Kamis, 19 Agustus 2010

Amal saleh

Rasulullah saw. bersabda, “Apa yang aku larang terhadap kalian maka tinggalkan dan apa yang aku perintahkan maka laksanakanlah seoptimal mungkin.


Rasulullah saw. bersabda, “Apa yang aku larang terhadap kalian maka tinggalkan dan apa yang aku perintahkan maka laksanakanlah seoptimal mungkin. Karena sesungguhnya yang membinaskan orang-orang sebelum kamu adalah banyak bertanya dan tidak patuh kepada nabi mereka.” (H.R. Bukhari dan Muslim)

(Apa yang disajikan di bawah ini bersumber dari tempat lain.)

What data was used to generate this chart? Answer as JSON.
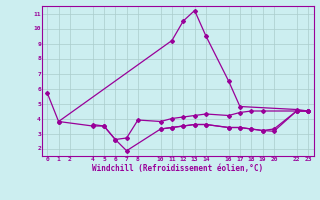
{
  "xlabel": "Windchill (Refroidissement éolien,°C)",
  "background_color": "#cceef0",
  "line_color": "#990099",
  "grid_color": "#aacccc",
  "ylim": [
    1.5,
    11.5
  ],
  "xlim": [
    -0.5,
    23.5
  ],
  "yticks": [
    2,
    3,
    4,
    5,
    6,
    7,
    8,
    9,
    10,
    11
  ],
  "xticks": [
    0,
    1,
    2,
    4,
    5,
    6,
    7,
    8,
    10,
    11,
    12,
    13,
    14,
    16,
    17,
    18,
    19,
    20,
    22,
    23
  ],
  "line1_x": [
    0,
    1,
    11,
    12,
    13,
    14,
    16,
    17,
    22,
    23
  ],
  "line1_y": [
    5.7,
    3.8,
    9.2,
    10.5,
    11.2,
    9.5,
    6.5,
    4.8,
    4.6,
    4.5
  ],
  "line2_x": [
    4,
    5,
    6,
    7,
    8,
    10,
    11,
    12,
    13,
    14,
    16,
    17,
    18,
    19,
    22,
    23
  ],
  "line2_y": [
    3.6,
    3.5,
    2.6,
    2.7,
    3.9,
    3.8,
    4.0,
    4.1,
    4.2,
    4.3,
    4.2,
    4.4,
    4.5,
    4.5,
    4.5,
    4.5
  ],
  "line3_x": [
    1,
    4,
    5,
    6,
    7,
    10,
    11,
    12,
    13,
    14,
    16,
    17,
    18,
    19,
    20,
    22,
    23
  ],
  "line3_y": [
    3.8,
    3.5,
    3.5,
    2.6,
    1.85,
    3.3,
    3.4,
    3.5,
    3.6,
    3.6,
    3.4,
    3.4,
    3.3,
    3.2,
    3.3,
    4.5,
    4.5
  ],
  "line4_x": [
    10,
    11,
    12,
    13,
    14,
    16,
    17,
    18,
    19,
    20,
    22,
    23
  ],
  "line4_y": [
    3.3,
    3.4,
    3.5,
    3.6,
    3.6,
    3.4,
    3.4,
    3.3,
    3.2,
    3.15,
    4.5,
    4.5
  ]
}
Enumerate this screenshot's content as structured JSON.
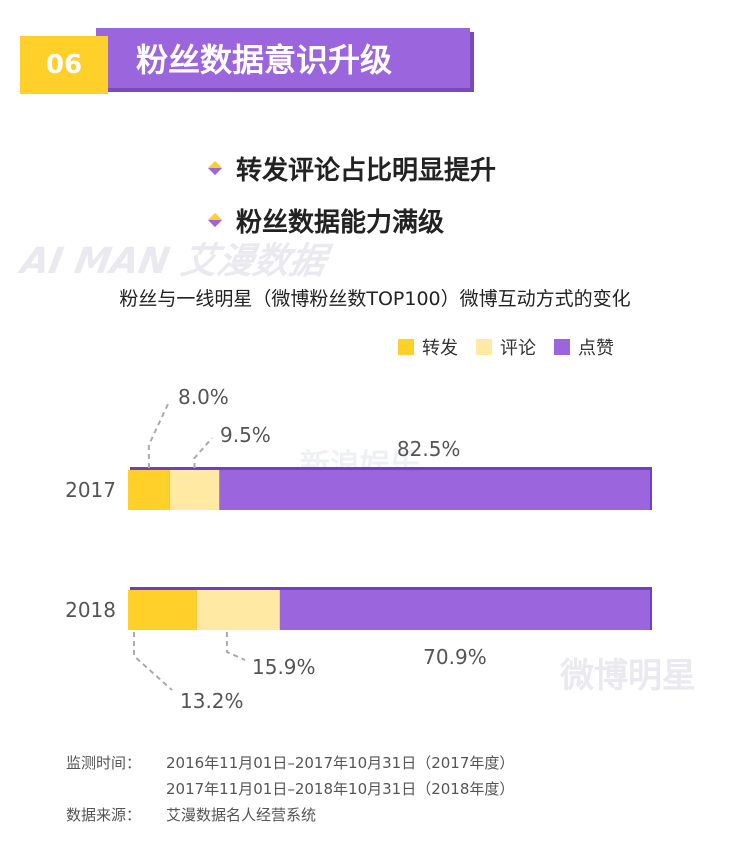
{
  "section": {
    "number": "06",
    "title": "粉丝数据意识升级"
  },
  "highlights": [
    {
      "text": "转发评论占比明显提升"
    },
    {
      "text": "粉丝数据能力满级"
    }
  ],
  "watermarks": {
    "brand": "AI MAN 艾漫数据",
    "weibo_star": "微博明星",
    "weibo_ent": "新浪娱乐"
  },
  "chart_data": {
    "type": "bar",
    "orientation": "horizontal",
    "stacked": true,
    "title": "粉丝与一线明星（微博粉丝数TOP100）微博互动方式的变化",
    "categories": [
      "2017",
      "2018"
    ],
    "series": [
      {
        "name": "转发",
        "color": "#ffd02a",
        "values": [
          8.0,
          13.2
        ],
        "labels": [
          "8.0%",
          "13.2%"
        ]
      },
      {
        "name": "评论",
        "color": "#ffe9a3",
        "values": [
          9.5,
          15.9
        ],
        "labels": [
          "9.5%",
          "15.9%"
        ]
      },
      {
        "name": "点赞",
        "color": "#9b65dd",
        "values": [
          82.5,
          70.9
        ],
        "labels": [
          "82.5%",
          "70.9%"
        ]
      }
    ],
    "xlim": [
      0,
      100
    ],
    "legend": "top-right",
    "grid": false
  },
  "colors": {
    "accent_yellow": "#ffd02a",
    "accent_purple": "#9b65dd",
    "purple_edge": "#6f3fbf"
  },
  "source": {
    "monitor_label": "监测时间：",
    "monitor_lines": [
      "2016年11月01日–2017年10月31日（2017年度）",
      "2017年11月01日–2018年10月31日（2018年度）"
    ],
    "data_label": "数据来源：",
    "data_value": "艾漫数据名人经营系统"
  }
}
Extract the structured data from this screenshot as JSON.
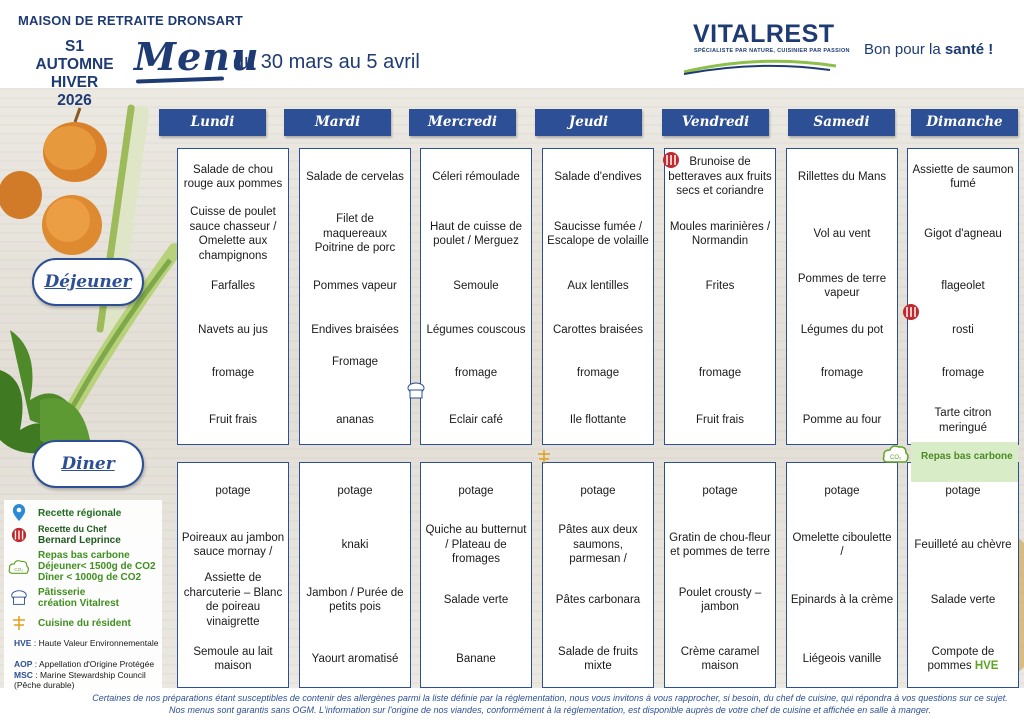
{
  "header": {
    "home_name": "MAISON DE RETRAITE DRONSART",
    "season_lines": [
      "S1",
      "AUTOMNE",
      "HIVER",
      "2026"
    ],
    "menu_word": "Menu",
    "dates": "du 30 mars au 5 avril",
    "brand": "VITALREST",
    "brand_tagline": "SPÉCIALISTE PAR NATURE, CUISINIER PAR PASSION",
    "slogan_prefix": "Bon pour la ",
    "slogan_bold": "santé !"
  },
  "meal_labels": {
    "lunch": "Déjeuner",
    "dinner": "Diner"
  },
  "days": [
    {
      "name": "Lundi",
      "lunch": [
        "Salade de chou rouge aux pommes",
        "Cuisse de poulet sauce chasseur / Omelette aux champignons",
        "Farfalles",
        "Navets au jus",
        "fromage",
        "Fruit frais"
      ],
      "dinner": [
        "potage",
        "Poireaux au jambon sauce mornay /",
        "Assiette de charcuterie – Blanc de poireau vinaigrette",
        "Semoule au lait maison"
      ]
    },
    {
      "name": "Mardi",
      "lunch": [
        "Salade de cervelas",
        "Filet de maquereaux Poitrine de porc",
        "Pommes vapeur",
        "Endives braisées",
        "Fromage",
        "ananas"
      ],
      "dinner": [
        "potage",
        "knaki",
        "Jambon / Purée de petits pois",
        "Yaourt aromatisé"
      ]
    },
    {
      "name": "Mercredi",
      "lunch": [
        "Céleri rémoulade",
        "Haut de cuisse de poulet / Merguez",
        "Semoule",
        "Légumes couscous",
        "fromage",
        "Eclair café"
      ],
      "dinner": [
        "potage",
        "Quiche au butternut / Plateau de fromages",
        "Salade verte",
        "Banane"
      ]
    },
    {
      "name": "Jeudi",
      "lunch": [
        "Salade d'endives",
        "Saucisse fumée / Escalope de volaille",
        "Aux lentilles",
        "Carottes braisées",
        "fromage",
        "Ile flottante"
      ],
      "dinner": [
        "potage",
        "Pâtes aux deux saumons, parmesan /",
        "Pâtes carbonara",
        "Salade de fruits mixte"
      ]
    },
    {
      "name": "Vendredi",
      "lunch": [
        "Brunoise de betteraves aux fruits secs et coriandre",
        "Moules marinières / Normandin",
        "Frites",
        "",
        "fromage",
        "Fruit frais"
      ],
      "dinner": [
        "potage",
        "Gratin de chou-fleur et pommes de terre",
        "Poulet crousty – jambon",
        "Crème caramel maison"
      ]
    },
    {
      "name": "Samedi",
      "lunch": [
        "Rillettes du Mans",
        "Vol au vent",
        "Pommes de terre vapeur",
        "Légumes du pot",
        "fromage",
        "Pomme au four"
      ],
      "dinner": [
        "potage",
        "Omelette ciboulette /",
        "Epinards à la crème",
        "Liégeois vanille"
      ]
    },
    {
      "name": "Dimanche",
      "lunch": [
        "Assiette de saumon fumé",
        "Gigot d'agneau",
        "flageolet",
        "rosti",
        "fromage",
        "Tarte citron meringué"
      ],
      "dinner": [
        "potage",
        "Feuilleté au chèvre",
        "Salade verte",
        "Compote de pommes"
      ]
    }
  ],
  "sunday_dessert_label": "HVE",
  "low_carbon_badge": "Repas bas carbone",
  "legend": {
    "regional": "Recette régionale",
    "chef_title": "Recette du Chef",
    "chef_name": "Bernard Leprince",
    "low_carbon_title": "Repas bas carbone",
    "low_carbon_lunch": "Déjeuner< 1500g de CO2",
    "low_carbon_dinner": "Dîner < 1000g de CO2",
    "pastry_title": "Pâtisserie",
    "pastry_sub": "création Vitalrest",
    "resident": "Cuisine du résident"
  },
  "abbreviations": [
    {
      "code": "HVE",
      "text": " : Haute Valeur Environnementale"
    },
    {
      "code": "AOP",
      "text": " : Appellation d'Origine Protégée"
    },
    {
      "code": "MSC",
      "text": " : Marine Stewardship Council (Pêche durable)"
    }
  ],
  "footer": "Certaines de nos préparations étant susceptibles de contenir des allergènes parmi la liste définie par la réglementation, nous vous invitons à vous rapprocher, si besoin, du chef de cuisine, qui répondra à vos questions sur ce sujet. Nos menus sont garantis sans OGM. L'information sur l'origine de nos viandes, conformément à la réglementation, est disponible auprès de votre chef de cuisine et affichée en salle à manger.",
  "colors": {
    "navy": "#2d4f95",
    "brand": "#1f3b73",
    "green": "#3f8f1f"
  }
}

Beberapa riwayat menjelaskan sababul-wurud hadis ini. Muhammad bin Ziyad meriwayatkan dari Abu Hurairah bahwa Rasulullah saw. berkhutbah seraya mengatakan, "Wahai manusia, telah diwajibkan kepada kalian haji." Seseorang bertanya, "Apakah tiap tahun, wahai Rasulullah?" Rasulullah saw. berdiam tidak menjawab sampai orang itu mengatakannya hingga tiga kali, lalu beliau bersabda, "Kalau aku katakan 'ya' tentu akan menjadi wajib (haji tiap tahun) dan kalian tidak akan mampu melakukannya." Beliau melanjutkan, "Biarkanlah aku (jangan ditanya) tentang apa yang aku tinggalkan (tidak aku jelaskan). Karena sesungguhnya orang-orang sebelum kalian binasa karena banyak bertanya dan menyalahi para nabi mereka. Jika aku memerintahkan sesuatu maka kerjakanlah seoptimal kemampuan kalian dan jika aku melarang kalian dari sesuatu maka tinggalkanlah."

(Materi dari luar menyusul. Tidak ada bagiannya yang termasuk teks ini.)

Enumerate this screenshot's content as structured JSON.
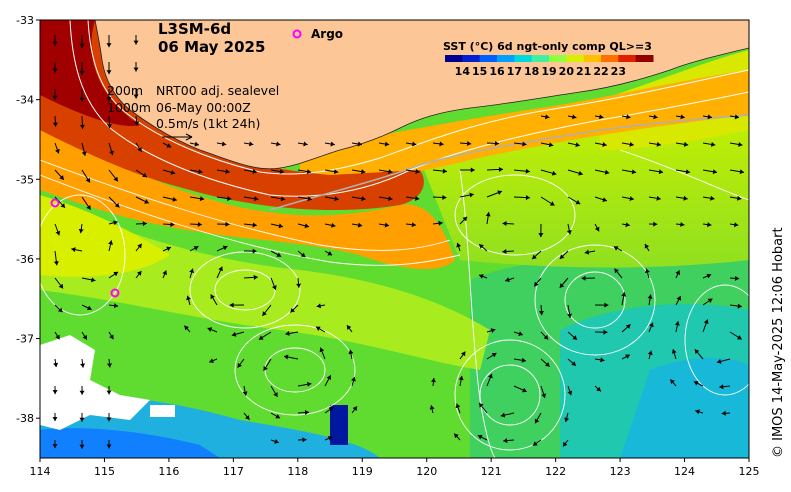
{
  "product": {
    "title": "L3SM-6d",
    "date": "06 May 2025"
  },
  "argo_label": "Argo",
  "colorbar": {
    "title": "SST (°C) 6d ngt-only comp QL>=3",
    "ticks": [
      "14",
      "15",
      "16",
      "17",
      "18",
      "19",
      "20",
      "21",
      "22",
      "23"
    ],
    "colors": [
      "#00008f",
      "#0020d0",
      "#0060ff",
      "#00a0ff",
      "#00d8e0",
      "#40f0a0",
      "#90ff40",
      "#d8f000",
      "#ffc000",
      "#ff7000",
      "#e02000",
      "#900000"
    ]
  },
  "annotations": {
    "depth_200": "200m",
    "depth_1000": "1000m",
    "sealevel": "NRT00 adj. sealevel",
    "time": "06-May 00:00Z",
    "scale": "0.5m/s (1kt 24h)"
  },
  "axes": {
    "lon_ticks": [
      "114",
      "115",
      "116",
      "117",
      "118",
      "119",
      "120",
      "121",
      "122",
      "123",
      "124",
      "125"
    ],
    "lat_ticks": [
      "-33",
      "-34",
      "-35",
      "-36",
      "-37",
      "-38"
    ]
  },
  "argo_floats": [
    {
      "lon": 114.23,
      "lat": -35.3
    },
    {
      "lon": 115.17,
      "lat": -36.43
    }
  ],
  "credit": "© IMOS 14-May-2025 12:06 Hobart",
  "colors": {
    "land": "#fdc696",
    "argo": "#ff00ff"
  }
}
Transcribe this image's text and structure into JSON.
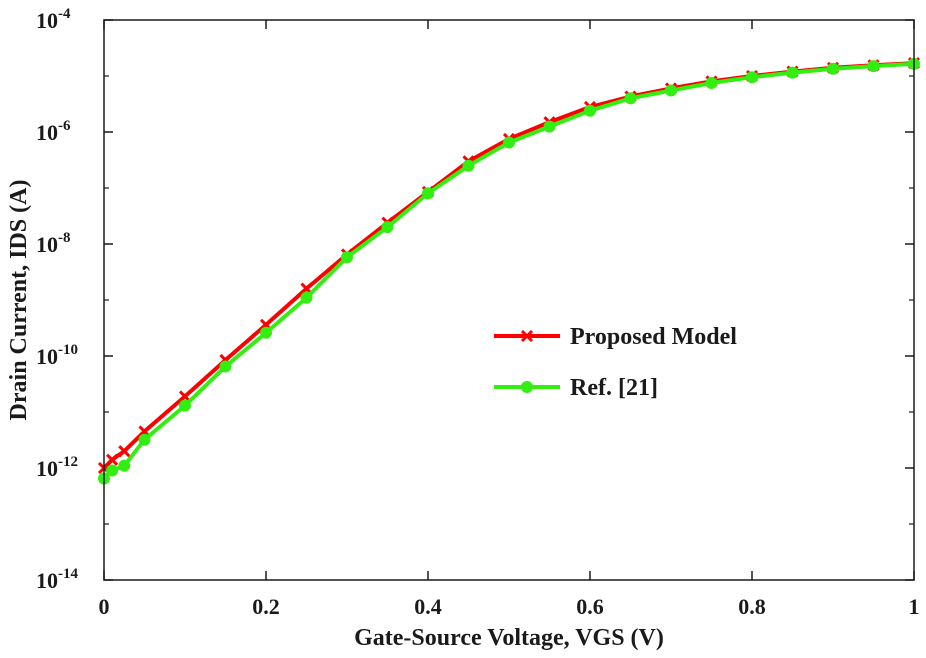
{
  "chart_data": {
    "type": "line",
    "xlabel": "Gate-Source Voltage, VGS (V)",
    "ylabel": "Drain Current, IDS (A)",
    "xlim": [
      0,
      1
    ],
    "ylim": [
      1e-14,
      0.0001
    ],
    "yscale": "log",
    "grid": false,
    "legend_position": "center-right",
    "x_ticks": [
      "0",
      "0.2",
      "0.4",
      "0.6",
      "0.8",
      "1"
    ],
    "y_ticks": [
      {
        "base": "10",
        "exp": "-14"
      },
      {
        "base": "10",
        "exp": "-12"
      },
      {
        "base": "10",
        "exp": "-10"
      },
      {
        "base": "10",
        "exp": "-8"
      },
      {
        "base": "10",
        "exp": "-6"
      },
      {
        "base": "10",
        "exp": "-4"
      }
    ],
    "series": [
      {
        "name": "Proposed Model",
        "color": "#ff0000",
        "marker": "x",
        "x": [
          0,
          0.01,
          0.025,
          0.05,
          0.1,
          0.15,
          0.2,
          0.25,
          0.3,
          0.35,
          0.4,
          0.45,
          0.5,
          0.55,
          0.6,
          0.65,
          0.7,
          0.75,
          0.8,
          0.85,
          0.9,
          0.95,
          1.0
        ],
        "values": [
          1e-12,
          1.4e-12,
          2e-12,
          4.5e-12,
          1.9e-11,
          8.5e-11,
          3.6e-10,
          1.6e-09,
          6.5e-09,
          2.4e-08,
          8.5e-08,
          3e-07,
          7.5e-07,
          1.5e-06,
          2.8e-06,
          4.3e-06,
          6e-06,
          8e-06,
          1e-05,
          1.2e-05,
          1.4e-05,
          1.55e-05,
          1.7e-05
        ]
      },
      {
        "name": "Ref. [21]",
        "color": "#33ee11",
        "marker": "o",
        "x": [
          0,
          0.01,
          0.025,
          0.05,
          0.1,
          0.15,
          0.2,
          0.25,
          0.3,
          0.35,
          0.4,
          0.45,
          0.5,
          0.55,
          0.6,
          0.65,
          0.7,
          0.75,
          0.8,
          0.85,
          0.9,
          0.95,
          1.0
        ],
        "values": [
          6.5e-13,
          9e-13,
          1.1e-12,
          3.2e-12,
          1.3e-11,
          6.5e-11,
          2.6e-10,
          1.1e-09,
          5.8e-09,
          2e-08,
          8e-08,
          2.5e-07,
          6.5e-07,
          1.25e-06,
          2.4e-06,
          4e-06,
          5.5e-06,
          7.5e-06,
          9.5e-06,
          1.15e-05,
          1.35e-05,
          1.5e-05,
          1.65e-05
        ]
      }
    ]
  }
}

Dari hadis yang disampaikan oleh Abu Hurairah r.a. dan sababul wurud-nya ini, kita dapat menarik arahan bahwa Islam menghendaki umatnya menjadi manusia produktif dengan amal saleh. Umat ini diliputi permasalahan yang amat kompleks. Dari mulai korupsi yang semakin menggila, kemaksiatan yang semakin demonstratif, pengangguran yang semakin membengkak, dan belum lagi problem-problem yang dicurahkan oleh pihak asing ke dalam negeri kita. Ini semua menuntut penyelesaian yang serius dan penanganan yang penuh kesabaran. Sudah banyak yang bicara tentang pemberantasan korupsi, misalnya. Tapi tataran aplikasinya masih jauh dari yang diharapkan.

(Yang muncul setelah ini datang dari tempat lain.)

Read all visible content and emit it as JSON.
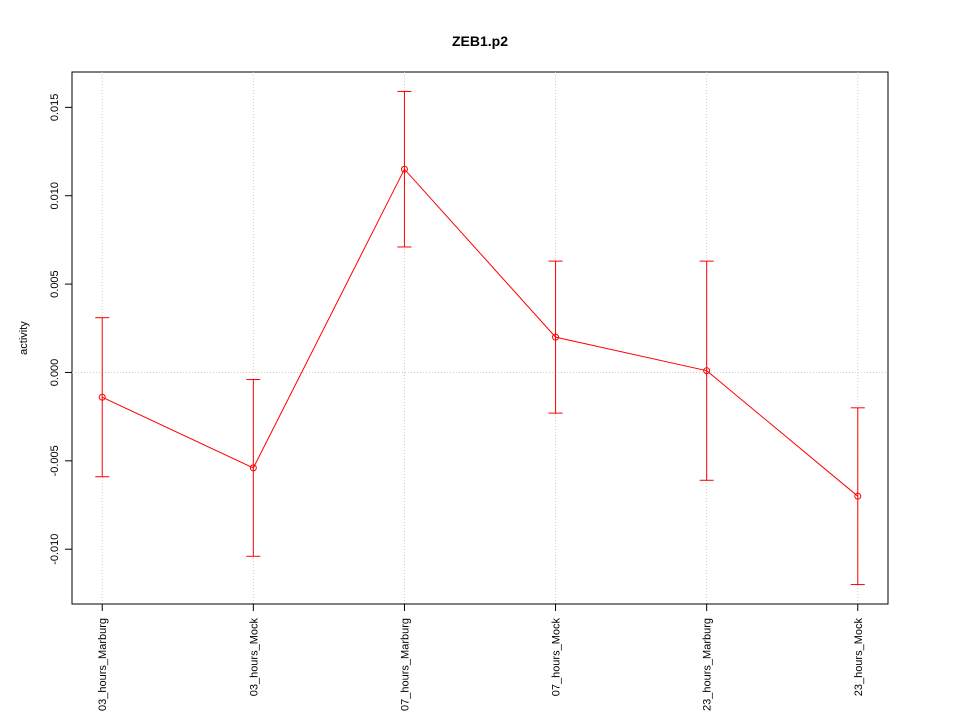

Allah telah menurunkan Islam dan mengariskannya sebagai agama kerja (dinul ’amal). Setiap bagian ajaran Islam mengarah pada kerja dan aplikasi nyata. Dan hanya pada saat Islam benar-benar dilaksanakan itulah Islam benar-benar menjadi rahmatan lil ‘alamin. Karena hanya dengan cara dilaksanakan itulah Islam menjadi solusi bagi berbagai permasalahan manusia. Oleh karena itu, segala perdebatan, diskusi yang tidak membuahkan amal atau meningkatkan produktivitas, dan tidak pula meningkatkan keimanan adalah tidak sesuai dengan ruh Islam. Dan karenanya ia merupakan sesuatu yang tercela. Betapa banyak problematika yang melilit umat Islam. Ada baiknya kita menyimak apa yang dipesankan oleh salah seorang ulama Mesir, Ustadz Hasan al-Banna, “Setiap masalah yang tidak menjadi pijakan amal, maka membincangkannya adalah merupakan sikap takalluf (memaksa-maksakan), yang -secara syar’i- kita dilarang melakukannya. Di antaranya adalah: memperbanyak perbincangan detil-detil hukum yang tidak secara ril terjadi; mendalami ayat-ayat Al Quran yang belum terjangkau ilmu pengetahuan; membanding-bandingkan keutamaan para sahabat -semoga Allah meridoinya- dengan segala perbedaan pendapat yang terjadi di antara mereka. Masing-masing mereka memperoleh keutamaannya sebagai sahabat dan memperoleh pahala niatnya.”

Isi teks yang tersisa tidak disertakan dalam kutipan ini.